In [1]:
!pip install chromadb sentence-transformers --quiet
!pip install ipywidgets



In [2]:
import json
from chromadb import PersistentClient
from sentence_transformers import SentenceTransformer
model = SentenceTransformer("all-MiniLM-L6-v2")

def embed(text):
    return model.encode(text).tolist()  # Chroma requires Python lists

In [3]:
hr_data = [
    {
        "question": "Tell me about yourself",
        "ideal_answer": "A structured response focusing on background, experience, and relevance to the role."
    },
    {
        "question": "Describe a challenge you overcame",
        "ideal_answer": "Use STAR method: Situation, Task, Action, Result. Highlight learning and impact."
    }
]

technical_data = [
    {
        "question": "Explain OOP concepts",
        "ideal_answer": "OOP includes Encapsulation, Inheritance, Polymorphism, Abstraction. Provide examples."
    },
    {
        "question": "What are Python decorators?",
        "ideal_answer": "Decorators wrap a function to extend behavior without modifying the function."
    }
]

all_data = hr_data + technical_data


# ======================================================
# 5. Initialize NEW Chroma DB Client (Fixed)
# ======================================================
client = PersistentClient(path="vector_db")
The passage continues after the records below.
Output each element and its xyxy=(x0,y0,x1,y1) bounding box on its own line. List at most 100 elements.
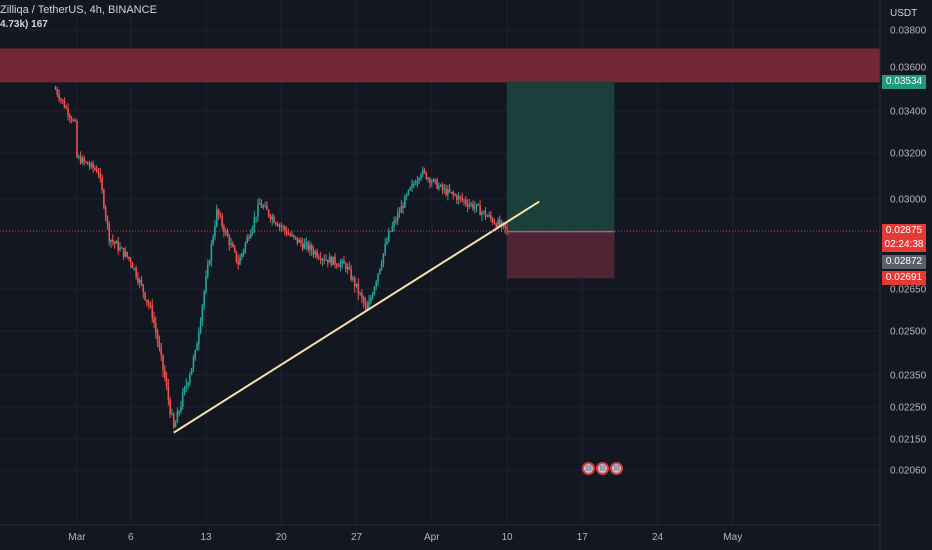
candle-body xyxy=(117,241,120,251)
x-tick-label: Mar xyxy=(68,532,86,543)
candle-body xyxy=(479,205,481,216)
candle-body xyxy=(398,212,401,214)
price-axis: 0.03800 0.03600 0.03400 0.03200 0.03000 0.026… xyxy=(879,0,927,550)
candle-body xyxy=(506,228,508,230)
candle-body xyxy=(206,264,209,277)
candle-body xyxy=(396,213,399,221)
candle-body xyxy=(224,230,227,233)
trendline[interactable] xyxy=(173,200,540,434)
x-tick-label: 27 xyxy=(351,532,363,543)
candlestick-series xyxy=(54,85,508,430)
candle-body xyxy=(258,203,261,205)
candle-body xyxy=(459,196,462,198)
us-flag-event-icon[interactable]: ▤ xyxy=(596,462,609,475)
candle-body xyxy=(468,204,471,207)
candle-body xyxy=(380,263,383,269)
candle-body xyxy=(189,374,191,383)
volume-indicator-label: 4.73k) 167 xyxy=(0,19,48,30)
candle-body xyxy=(76,121,78,158)
candle-body xyxy=(153,317,155,324)
stop-price-tag: 0.02691 xyxy=(882,271,926,286)
candle-body xyxy=(357,283,360,294)
candle-body xyxy=(95,169,98,173)
candle-body xyxy=(176,411,179,423)
y-tick-label: 0.03600 xyxy=(890,63,927,74)
candle-body xyxy=(212,236,214,244)
candle-body xyxy=(491,218,494,223)
candle-body xyxy=(214,226,216,237)
x-tick-label: 24 xyxy=(652,532,664,543)
candle-body xyxy=(287,234,290,236)
candle-body xyxy=(319,258,322,261)
candle-body xyxy=(244,242,247,251)
candle-body xyxy=(215,209,218,227)
candle-body xyxy=(307,242,309,251)
candle-body xyxy=(454,194,456,196)
candle-body xyxy=(321,259,324,261)
candle-body xyxy=(407,189,410,195)
candle-body xyxy=(113,241,116,244)
candle-body xyxy=(289,234,292,236)
candle-body xyxy=(70,117,73,121)
candle-body xyxy=(65,107,68,109)
candle-body xyxy=(88,164,91,167)
candle-body xyxy=(350,268,352,280)
candle-body xyxy=(284,226,286,231)
candle-body xyxy=(221,216,223,227)
target-price-tag: 0.03534 xyxy=(882,74,926,89)
candle-body xyxy=(387,231,390,242)
candle-body xyxy=(473,206,476,209)
currency-label[interactable]: USDT xyxy=(890,8,918,19)
candle-body xyxy=(146,299,148,303)
candle-body xyxy=(201,305,204,321)
candle-body xyxy=(61,99,64,101)
candle-body xyxy=(504,224,507,229)
candle-body xyxy=(296,237,299,243)
candle-body xyxy=(181,392,184,407)
candle-body xyxy=(262,206,265,208)
candle-body xyxy=(172,413,175,428)
candle-body xyxy=(187,382,189,386)
us-flag-event-icon[interactable]: ▤ xyxy=(610,462,623,475)
candle-body xyxy=(400,206,403,213)
candle-body xyxy=(180,406,182,412)
candle-body xyxy=(310,245,313,251)
candle-body xyxy=(160,347,163,355)
candle-body xyxy=(242,250,245,254)
candle-body xyxy=(292,234,295,237)
candle-body xyxy=(337,266,340,268)
candle-body xyxy=(83,157,85,162)
candle-body xyxy=(318,257,320,259)
candle-body xyxy=(386,241,388,245)
candle-body xyxy=(438,186,440,189)
candle-body xyxy=(119,247,121,251)
candle-body xyxy=(275,222,277,224)
candle-body xyxy=(323,259,326,261)
candle-body xyxy=(300,239,302,244)
candle-body xyxy=(285,230,288,235)
candle-body xyxy=(375,281,378,288)
candle-body xyxy=(108,223,111,242)
us-flag-event-icon[interactable]: ▤ xyxy=(582,462,595,475)
candle-body xyxy=(77,156,80,158)
candle-body xyxy=(335,264,338,267)
candle-body xyxy=(255,216,257,218)
candle-body xyxy=(233,247,236,252)
candle-body xyxy=(370,298,372,302)
long-position-target-zone xyxy=(507,81,615,232)
candle-body xyxy=(171,413,173,415)
candle-body xyxy=(128,256,130,259)
y-tick-label: 0.03400 xyxy=(890,107,927,118)
events-markers[interactable]: ▤ ▤ ▤ xyxy=(582,462,623,475)
candle-body xyxy=(282,226,284,228)
candle-body xyxy=(348,267,351,269)
candle-body xyxy=(198,332,200,345)
candle-body xyxy=(421,169,424,175)
y-tick-label: 0.03200 xyxy=(890,149,927,160)
candle-body xyxy=(441,184,444,190)
candle-body xyxy=(226,230,229,237)
candle-body xyxy=(368,301,370,310)
candle-body xyxy=(499,220,501,226)
candle-body xyxy=(101,177,103,191)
collection = client.get_or_create_collection(
    name="interview_knowledge",
    metadata={"hnsw:space": "cosine"}   # similarity metric
)

print("Vector DB ready!")


# ======================================================
# 6. Ingest Data into Chroma DB
# ======================================================
ids = []
documents = []
embeddings = []
metadatas = []

for i, item in enumerate(all_data):
    vec = embed(item["ideal_answer"])

    ids.append(f"doc_{i}")
    documents.append(item["ideal_answer"])
    embeddings.append(vec)
    metadatas.append({"question": item["question"]})

collection.add(
    ids=ids,
    embeddings=embeddings,
    documents=documents,
    metadatas=metadatas
)

print("Data ingestion complete!")


# ======================================================
# 7. Search Function
# ======================================================
def search_similar(text, top_k=3):
    query_vec = embed(text)
    results = collection.query(
        query_embeddings=[query_vec],
        n_results=top_k
    )
    return results


# ======================================================
# 8. Test Search
# ======================================================
query = "Polymorphism allows methods to behave differently."
results = search_similar(query)

print("\n===== SEARCH RESULTS =====")
for i in range(len(results["documents"][0])):
    print(f"\nResult {i+1}:")
    print("Score:", results["distances"][0][i])
    print("Question:", results["metadatas"][0][i]["question"])
    print("Ideal Answer:", results["documents"][0][i])

Vector DB ready!
Data ingestion complete!

===== SEARCH RESULTS =====

Result 1:
Score: 0.4635941982269287
Question: Explain OOP concepts
Ideal Answer: OOP includes Encapsulation, Inheritance, Polymorphism, Abstraction. Provide examples.

Result 2:
Score: 0.6978434920310974
Question: What are Python decorators?
Ideal Answer: Decorators wrap a function to extend behavior without modifying the function.

Result 3:
Score: 0.8762738704681396
Question: Describe a challenge you overcame
Ideal Answer: Use STAR method: Situation, Task, Action, Result. Highlight learning and impact.